Our partner, Xinhua China News Agency, recently shared a series of Instagram posts highlighting China’s development. What struck me was not just the content itself, but the sense of direction behind it—a country seemingly laser-focused, with long-term objectives and a clear orientation toward the future.

It’s something we are no longer used to seeing on our side of the world—and perhaps one of the underlying causes of the current erosion of democratic confidence in our societies.

Here, everything often feels urgent, improvised—built for “yesterday,” without a broader horizon. Long-term planning has taken a back seat in much of the West, as short-term political, financial, and technological pressures dominate decision-making.  Even recent efforts, such as the renewed push to the moon, seem, at times, driven more by geopolitical competition than by a shared long-term vision.
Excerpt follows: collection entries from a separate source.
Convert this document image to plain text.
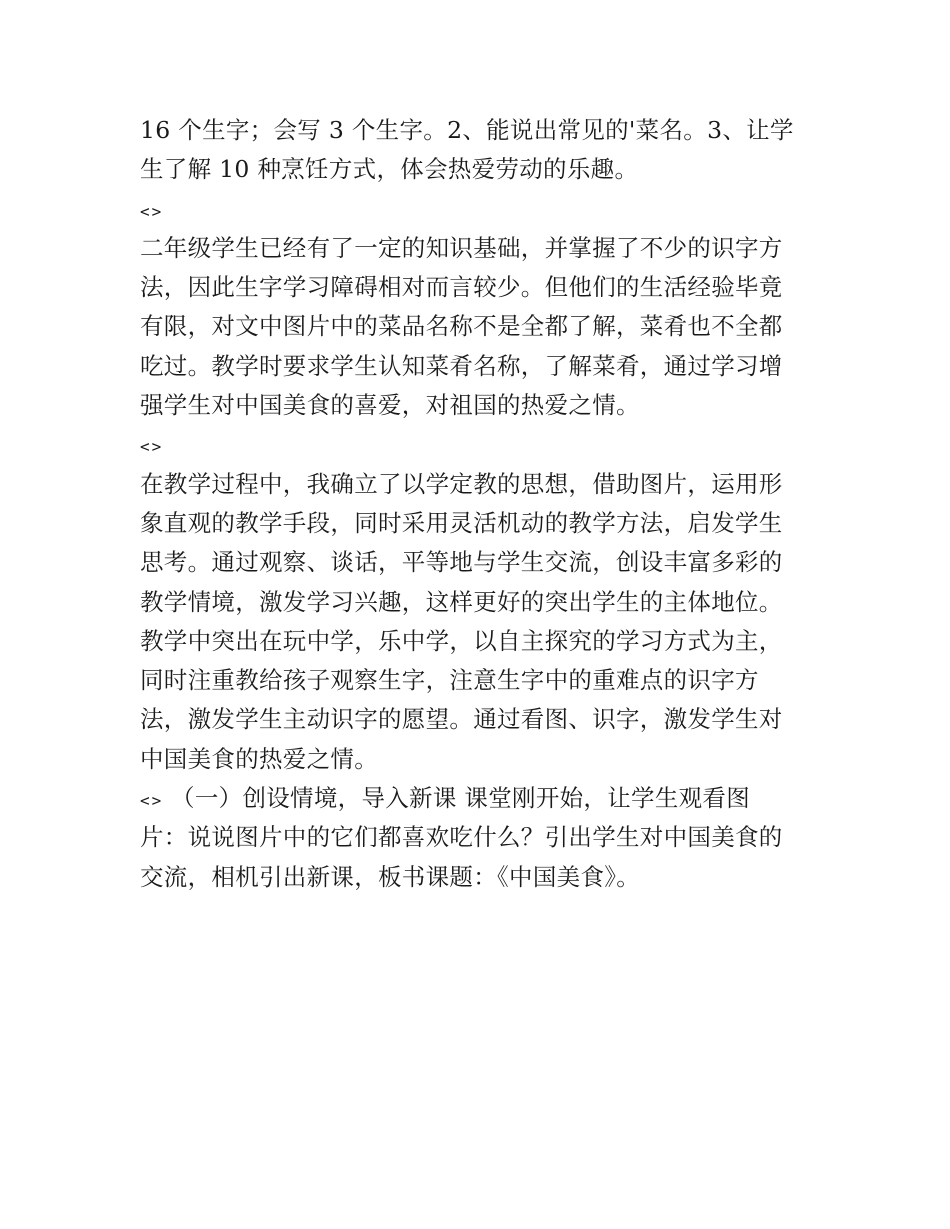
16 个生字；会写 3 个生字。2、能说出常见的'菜名。3、让学
生了解 10 种烹饪方式，体会热爱劳动的乐趣。
<>
二年级学生已经有了一定的知识基础，并掌握了不少的识字方
法，因此生字学习障碍相对而言较少。但他们的生活经验毕竟
有限，对文中图片中的菜品名称不是全都了解，菜肴也不全都
吃过。教学时要求学生认知菜肴名称，了解菜肴，通过学习增
强学生对中国美食的喜爱，对祖国的热爱之情。
<>
在教学过程中，我确立了以学定教的思想，借助图片，运用形
象直观的教学手段，同时采用灵活机动的教学方法，启发学生
思考。通过观察、谈话，平等地与学生交流，创设丰富多彩的
教学情境，激发学习兴趣，这样更好的突出学生的主体地位。
教学中突出在玩中学，乐中学，以自主探究的学习方式为主，
同时注重教给孩子观察生字，注意生字中的重难点的识字方
法，激发学生主动识字的愿望。通过看图、识字，激发学生对
中国美食的热爱之情。
<> （一）创设情境，导入新课 课堂刚开始，让学生观看图
片：说说图片中的它们都喜欢吃什么？引出学生对中国美食的
交流，相机引出新课，板书课题：《中国美食》。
And since we’ve lost the ability to think and act collectively over the long term, we struggle to recognize it when we see it elsewhere. Over the past 40 years, China has pursued a sustained path of development, lifting living standards for over a billion people and advancing in a wide range of fields. Whatever one thinks of its system or its contradictions, the continuity of direction is difficult to ignore. Take, for example, data like the following:

185 million cross-border trips in Q1 2026, up 13.5% year on year

12.67 million new urban jobs created in 2025

26,000 new enterprises registered per day

70,392 new foreign-funded companies (+19.1%)

16.52 million new energy vehicles produced (+25.1%)
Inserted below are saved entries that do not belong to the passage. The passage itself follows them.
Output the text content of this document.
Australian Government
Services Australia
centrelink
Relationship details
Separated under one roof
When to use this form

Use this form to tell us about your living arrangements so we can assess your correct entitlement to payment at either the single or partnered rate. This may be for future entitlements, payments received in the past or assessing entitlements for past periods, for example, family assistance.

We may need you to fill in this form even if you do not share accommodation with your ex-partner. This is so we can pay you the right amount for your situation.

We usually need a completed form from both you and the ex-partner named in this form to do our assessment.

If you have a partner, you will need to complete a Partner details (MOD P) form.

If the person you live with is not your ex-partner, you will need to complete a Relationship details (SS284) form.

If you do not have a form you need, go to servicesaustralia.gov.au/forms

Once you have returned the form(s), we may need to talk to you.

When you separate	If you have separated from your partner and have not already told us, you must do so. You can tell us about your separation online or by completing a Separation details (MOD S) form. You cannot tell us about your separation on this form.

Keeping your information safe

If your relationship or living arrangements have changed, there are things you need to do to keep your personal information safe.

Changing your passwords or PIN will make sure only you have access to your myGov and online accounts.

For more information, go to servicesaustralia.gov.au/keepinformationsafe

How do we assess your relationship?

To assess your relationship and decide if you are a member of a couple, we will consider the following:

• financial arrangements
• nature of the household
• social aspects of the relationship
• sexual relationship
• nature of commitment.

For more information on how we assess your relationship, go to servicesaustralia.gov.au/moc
Carbon emissions per unit of GDP down 5%

It’s possible that, when we encounter this kind of data, our internal “propaganda alarm” is triggered. We’ve been conditioned to distrust certain narratives—and in doing so, we risk overlooking what these figures actually represent: the scale of coordination, the depth of planning, and the sustained effort of millions of people.

More concerning, perhaps, is a broader shift in mindset. We seem to have lost some of our collective willingness to challenge ourselves—to ask what we are building together. When was the last time you felt genuine pride in the direction our societies are taking? When did you last feel part of a shared project advancing something larger than individual or short-term interests?

This is not to suggest that China is without serious problems—it clearly is. The more difficult question is whether we, in the West, have diminished our own capacity to imagine and pursue long-term transformation.

Historically, many of our most significant transformations—from the French Revolution to World War II—have emerged through rupture, violence, and upheaval. And current conflicts, from Ukraine to Gaza, suggest that this pattern has not entirely disappeared.

But must large-scale transformation always be born of crisis? Or have we, over time, lost the ability to build the future deliberately and collectively?

What became of “cathedral thinking”—the long-term, generational mindset of medieval builders who worked toward outcomes they would never see completed? A way of thinking that privileges 10–20 year horizons over quarterly returns, and shared ambition over immediate gain.

To be clear, this is not about reinforcing a simplistic West-versus-China dichotomy—that frame already constrains how we think.

The deeper question is whether we can recover a sense of shared purpose: the capacity to imagine a future worth building, and the discipline to work toward it over time.